Duncan Jones's big-screen take on the insanely addictive MMORPG "Warcraft" won't be out until 2016, and details so far have been fairly scarce. Maybe that's because the release date is over a year away! In any case, the "Moon" director has shared some information about the movie's plot with the Chinese news site Mtime, and it sounds pretty cool so far. Thanks much to diehard fansite ManMadeMovies for making the translation available!

Jones said, "As you may know, there has been a long history of trying to make a 'Warcraft' film, and for a number of reasons, it never quite happened. I was lucky. When I went to talk to Chris Metzen and the guys at Blizzard, we both saw things the same way. A 'Warcraft' film should not be about a good race of humans battling an evil race of orcs! 'Warcraft' should be about heroes on both sides trying to avoid a conflict, when villains leave them no choice."
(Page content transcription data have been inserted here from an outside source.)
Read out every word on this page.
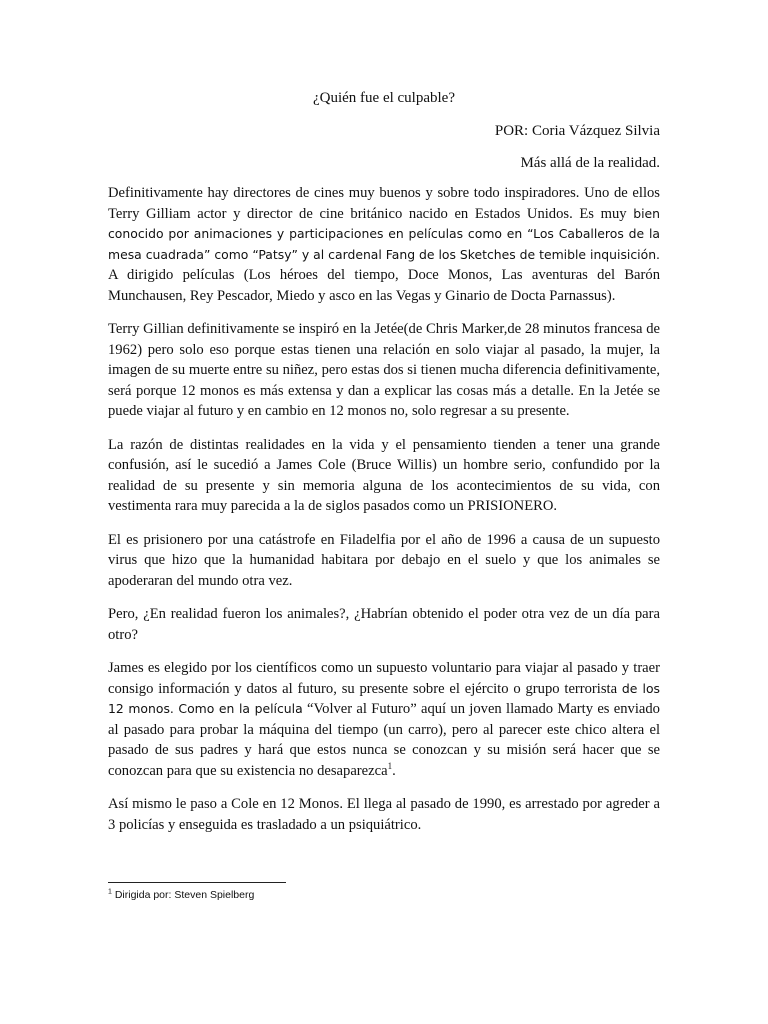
¿Quién fue el culpable?
POR: Coria Vázquez Silvia
Más allá de la realidad.

Definitivamente hay directores de cines muy buenos y sobre todo inspiradores. Uno de ellos Terry Gilliam actor y director de cine británico nacido en Estados Unidos. Es muy bien conocido por animaciones y participaciones en películas como en “Los Caballeros de la mesa cuadrada” como “Patsy” y al cardenal Fang de los Sketches de temible inquisición. A dirigido películas (Los héroes del tiempo, Doce Monos, Las aventuras del Barón Munchausen, Rey Pescador, Miedo y asco en las Vegas y Ginario de Docta Parnassus).

Terry Gillian definitivamente se inspiró en la Jetée(de Chris Marker,de 28 minutos francesa de 1962) pero solo eso porque estas tienen una relación en solo viajar al pasado, la mujer, la imagen de su muerte entre su niñez, pero estas dos si tienen mucha diferencia definitivamente, será porque 12 monos es más extensa y dan a explicar las cosas más a detalle. En la Jetée se puede viajar al futuro y en cambio en 12 monos no, solo regresar a su presente.

La razón de distintas realidades en la vida y el pensamiento tienden a tener una grande confusión, así le sucedió a James Cole (Bruce Willis) un hombre serio, confundido por la realidad de su presente y sin memoria alguna de los acontecimientos de su vida, con vestimenta rara muy parecida a la de siglos pasados como un PRISIONERO.

El es prisionero por una catástrofe en Filadelfia por el año de 1996 a causa de un supuesto virus que hizo que la humanidad habitara por debajo en el suelo y que los animales se apoderaran del mundo otra vez.

Pero, ¿En realidad fueron los animales?, ¿Habrían obtenido el poder otra vez de un día para otro?

James es elegido por los científicos como un supuesto voluntario para viajar al pasado y traer consigo información y datos al futuro, su presente sobre el ejército o grupo terrorista de los 12 monos. Como en la película “Volver al Futuro” aquí un joven llamado Marty es enviado al pasado para probar la máquina del tiempo (un carro), pero al parecer este chico altera el pasado de sus padres y hará que estos nunca se conozcan y su misión será hacer que se conozcan para que su existencia no desaparezca$^1$.

Así mismo le paso a Cole en 12 Monos. El llega al pasado de 1990, es arrestado por agreder a 3 policías y enseguida es trasladado a un psiquiátrico.

$^1$ Dirigida por: Steven Spielberg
He went on to add, "From the moment I first talked to Blizzard, the plan was to start our film with the first time orcs met humans. First contact! I think that for a world with so much newness to explain, this was a wise choice, especially when so many people in our audience may not know anything about 'Warcraft'... it was important that some of our characters would be seeing the world fresh as well, and that the audience could see the situation through their eyes."

Video game movies are notoriously hard to get right, but it probably helps a lot that Jones is himself a gamer. He told Badass Digest in 2010, "I'm a real gamer and I think there are less real gamers involved in directing only because you have to spend so much time making films that there's no time to be a hardcore gamer. I'm just slightly insane and I stay up all night playing games. In the day I'm working and at night I play games."

Jones also added that he was "hugely jealous of Sam Raimi," who was attached to a WoW project at the time. "I really believe 'World of Warcraft' could be the launch of computer games as good films. And from the little I've read of interviews with him the way he's approaching it makes so much sense. It's what I was talking about - it's not worrying about how the game plays, it's about creating the world of the game and investing the audience in that world."

We'll get to find out if "Warcraft" translates to the big screen when it opens on March 11, 2016. In the meantime, we've got some orcs to fight.